Yes. That's the basic situation of forces, time, and distance.]

So the Baltic states would fall if Russia invades in force. That's a fact of life to deal with and not a reason to conclude we would lose the war.

After Russia conquered Crimea last year, I gave my initial impression of how we'd fight for the Baltic states:

The Baltic states are a problem. I've suggested moving the equipment set we have for a Marine brigade from Norway to one of the Baltic states--in Riga for example. The idea would be to hold a perimeter until we can counter attack north. I'd rather not have lots of troops up there since the Russians could make their main effort into Poland and potentially cut off any troops in the Baltic states.

I admit we'd have better air and naval power to cope with that situation. I'm counting on that to sustain a bridgehead in the Baltics wherever we move in the Marines.

But still, if we are to put a brigade into the Baltic states, I'd rather reconstitute a real Army armored cavalry regiment skilled in making a fighting withdrawal south while attriting the attacking Russians.

Our main effort should be to hold in Poland; conquer the Russian Kaliningrad pocket; smash any Russian effort to rescue Kaliningrad; and prepare to advance north to relieve the Marine pocket (and whatever Estonian and Latvian forces retreat to that refuge) and drive out the Russians.

Hopefully we stop retreating somewhere in Lithuania.

Those are the basics of a campaign to hold the Baltic states at the end of the war. Don't accept the loss as permanent and move quickly to counter-attack while local forces augmented by our special forces and air power are resisting the Russian occupation.

And don't forget REFORPOL to enable this.

Hopefully our special forces prepare to work with Estonian, Latvian, and Lithuanian militias and special forces to go insurgent against the Russian invaders while we prepare to drive north.

If we hold islands in the Baltic off of the Baltic states, we could reinforce the Riga bridgehead (this facility in Norway will be critical for this) while mechanized forces mass in Poland in order to drive north to liberate the Baltic states again.

As long as we take Kaliningrad from Russia, we don't even need to clean the Russians out of all of their conquered territory--let's not get danger close to St. Petersburg--since we could trade land for the status quo ante. We don't want this to escalate to nuclear weapons, after all. No need to make Russia think we want to carve them up.

It sucks to have to go back to Cold War era crisis thinking that elevates ending conflicts over winning them in order to back away from the specter of nuclear escalation.

Although I'd strongly consider an air-naval campaign to strike and/or blockade (with sea mines) Russia's Crimea bases for added pressure for Russia to go to status quo ante to prevent too much damage to their prized conquest of 2014.

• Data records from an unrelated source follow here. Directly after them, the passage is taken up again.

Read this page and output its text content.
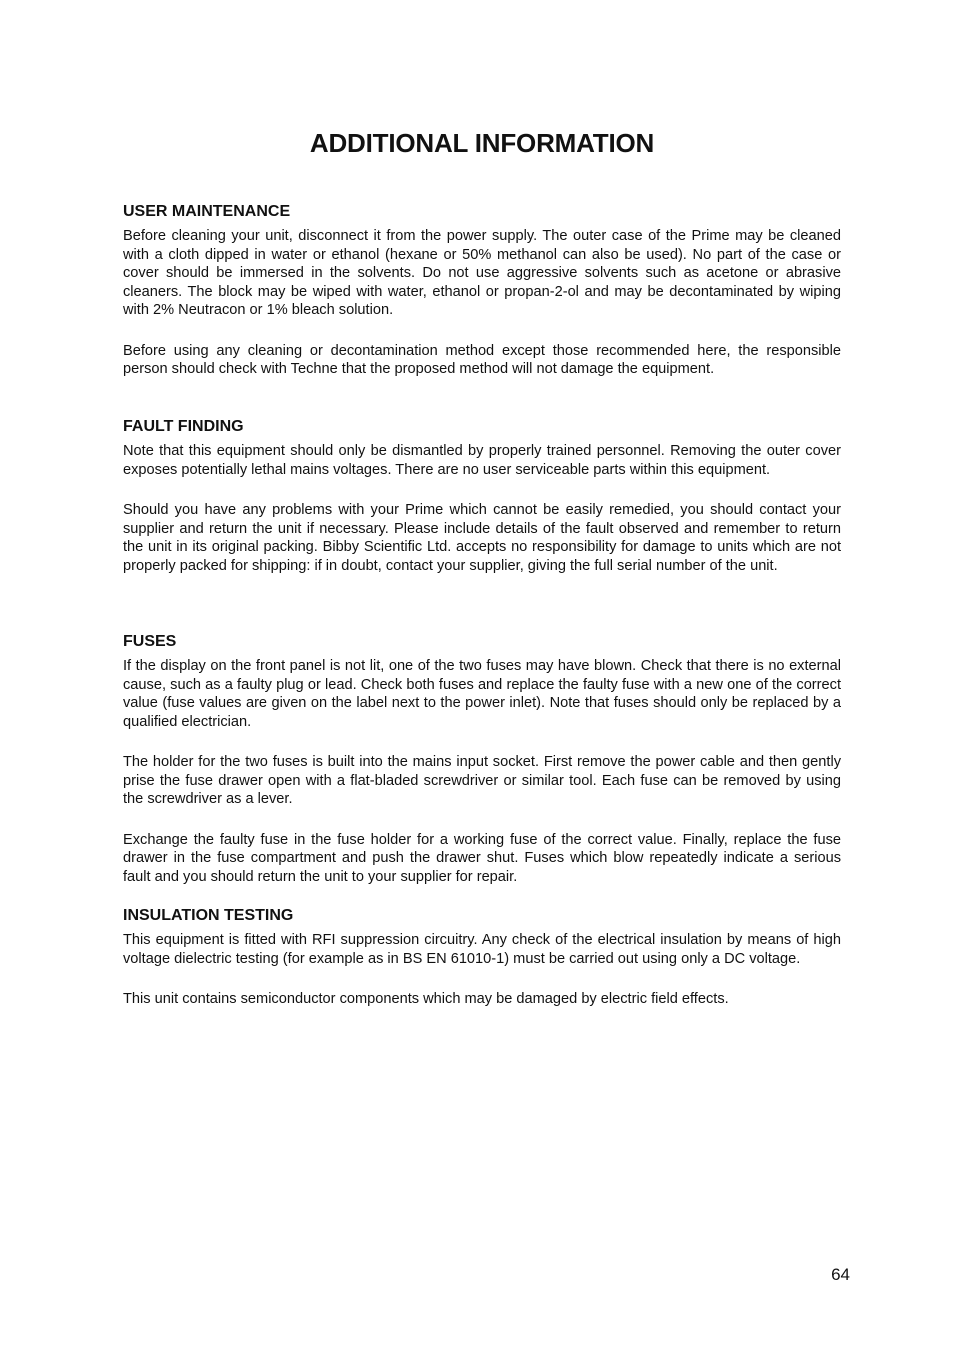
ADDITIONAL INFORMATION
USER MAINTENANCE

Before cleaning your unit, disconnect it from the power supply. The outer case of the Prime may be cleaned with a cloth dipped in water or ethanol (hexane or 50% methanol can also be used). No part of the case or cover should be immersed in the solvents. Do not use aggressive solvents such as acetone or abrasive cleaners. The block may be wiped with water, ethanol or propan-2-ol and may be decontaminated by wiping with 2% Neutracon or 1% bleach solution.

Before using any cleaning or decontamination method except those recommended here, the responsible person should check with Techne that the proposed method will not damage the equipment.

FAULT FINDING

Note that this equipment should only be dismantled by properly trained personnel. Removing the outer cover exposes potentially lethal mains voltages. There are no user serviceable parts within this equipment.

Should you have any problems with your Prime which cannot be easily remedied, you should contact your supplier and return the unit if necessary. Please include details of the fault observed and remember to return the unit in its original packing. Bibby Scientific Ltd. accepts no responsibility for damage to units which are not properly packed for shipping: if in doubt, contact your supplier, giving the full serial number of the unit.

FUSES

If the display on the front panel is not lit, one of the two fuses may have blown. Check that there is no external cause, such as a faulty plug or lead. Check both fuses and replace the faulty fuse with a new one of the correct value (fuse values are given on the label next to the power inlet). Note that fuses should only be replaced by a qualified electrician.

The holder for the two fuses is built into the mains input socket. First remove the power cable and then gently prise the fuse drawer open with a flat-bladed screwdriver or similar tool. Each fuse can be removed by using the screwdriver as a lever.

Exchange the faulty fuse in the fuse holder for a working fuse of the correct value. Finally, replace the fuse drawer in the fuse compartment and push the drawer shut. Fuses which blow repeatedly indicate a serious fault and you should return the unit to your supplier for repair.

INSULATION TESTING

This equipment is fitted with RFI suppression circuitry. Any check of the electrical insulation by means of high voltage dielectric testing (for example as in BS EN 61010-1) must be carried out using only a DC voltage.

This unit contains semiconductor components which may be damaged by electric field effects.

64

But at least we're making plans now.

One part of the plan should be the diplomatic aspect to make sure that the most important territory in Europe today doesn't fall under Russian control.

Because Putin has his eyes on Belarus:

Russian President Vladimir Putin has backed the establishment of an airbase in neighboring Belarus, the latest move by Moscow to project its military power abroad.

Anschluss! Reset!

UPDATE: And let me remind people that during the Cold War, if it had gone hot in NATO, not only was West Berlin a loss, but huge chunks of the main front, West Germany, would have been captured by the Soviets until we could counter-attack.

If you want more recent actual history, we failed to prevent Saddam Hussein from conquering Kuwait in August 1990. Yet we counter-attacked in 1991 to eject his forces.

So don't think that success in the Baltic states can only be defined as stopping the invasion at the border. Thinking like that gives you the Maginot Line and an enemy strategy of going around your defenses.